With Michelle, Avi and Susan's comments, I have this great image of someone marching briskly around the stage, speaking slowly and loudly and wondering where they can be sick!

Or perhaps finding a friendly face, breaking the ice, making eye contact and connecting with their audience!

While I agree index-type notes & extemporaneous speech is very compelling--I also think a speech CAN be read well. Needs to be thought of as a play reading, noting emphasis, practicing out loud & forcing someone to listen critically & help you add emotion, & modulate your voice (And look up! And speak slowly!).

It's good to ask the expertise level of your audience when you first were invited to speak, but Ann & Charlene's points can be combined in starting your talk with a few questions to your audience. You can engage them and find out more about what they want to know--though you need to feel comfortable enough to realign your talk in response to the feedback (move to a more basic or higher level).

Donna's query on responding to questions ultimately is a personal call. But I think it's important to acknowledge what is in or out of your scope of expertise. Feel it makes you seem more believable--if you can admit to not knowing stuff, you probably do know what you're saying.

You can say you don't know, or you'll get back, if you have a special ability to find the answer, otherwise recommend what resources they should explore. You can also offer: 'don't know for sure, but here's my best guess' or even send it out to the audience to collect knowledge (note you'll have to get the group back under control after they start shouting out suggestions!)

Thank you all for excellent contributions!
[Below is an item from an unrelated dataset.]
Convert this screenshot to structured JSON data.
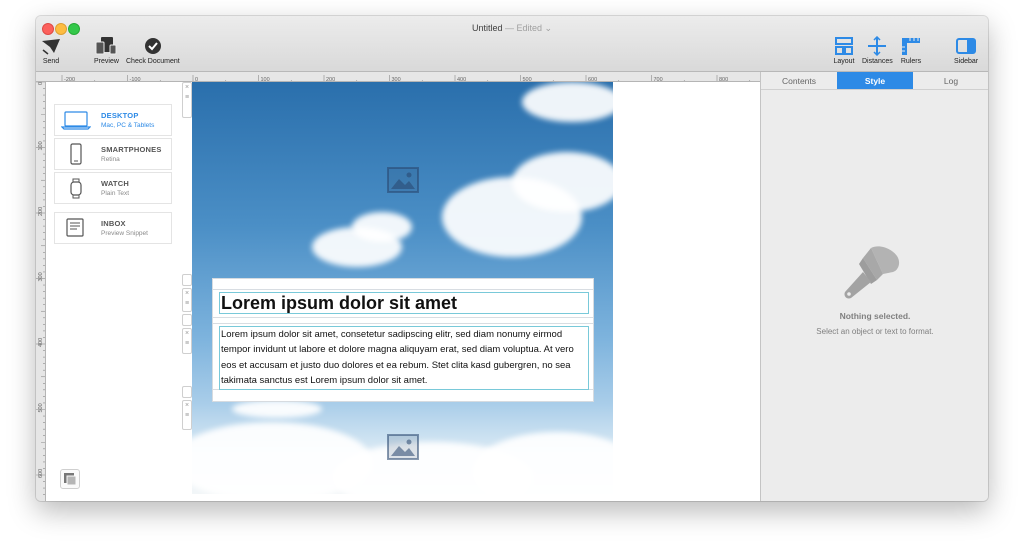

And Leena, of course, for creating a great forum.

Helen said...

Some great advice here If I have to give a talk I always like to have a plan and then get up and do it not always easy but I try to pick at least one person in the audience that I can feel comfortable with that usually helps me.

Have Fun

Helen Bianchin said...

It's great to see you here, Isabel.
Love the topic and the valuable advice you've given, especially the rule of three.
I've found it useful to mark the high points in notes with a coloured texta for easy reference after making frequent eye contact with the audience.

Donna Alward said...

Thanks Isabel...I guess I figure that there's always a chance someone out there knows a lot more than me, and if I try to fudge it, there's bound to be someone there who will catch me on it. I'd rather be honest than give someone misinformation.

Thankfully it's only happened twice, and once was presenting an english paper at a uni conference! LOL

Ann Roth said...

Great info, Isabel-- a mini-speechwriting course!

Lee Hyat said...

Isabel, thank you for spending the day with us. It's been a pleasure having you here. You shared really good advice on a great topic. I've certainly learnt a lot today. :)

Isabel Swift said...

Lee--Great to be here. The thanks are mine for the invitation!

Michele L. said...

I usually get nervous but it goes away after I start. I find that to have everything organized before I start and to rehearse my speech beforehand to my hubby helps a lot. It is being not ready for a presentation that is the most stressful. So, my advice is to have all the notes, cue cards, visuals, handouts, etc. ready before you even start.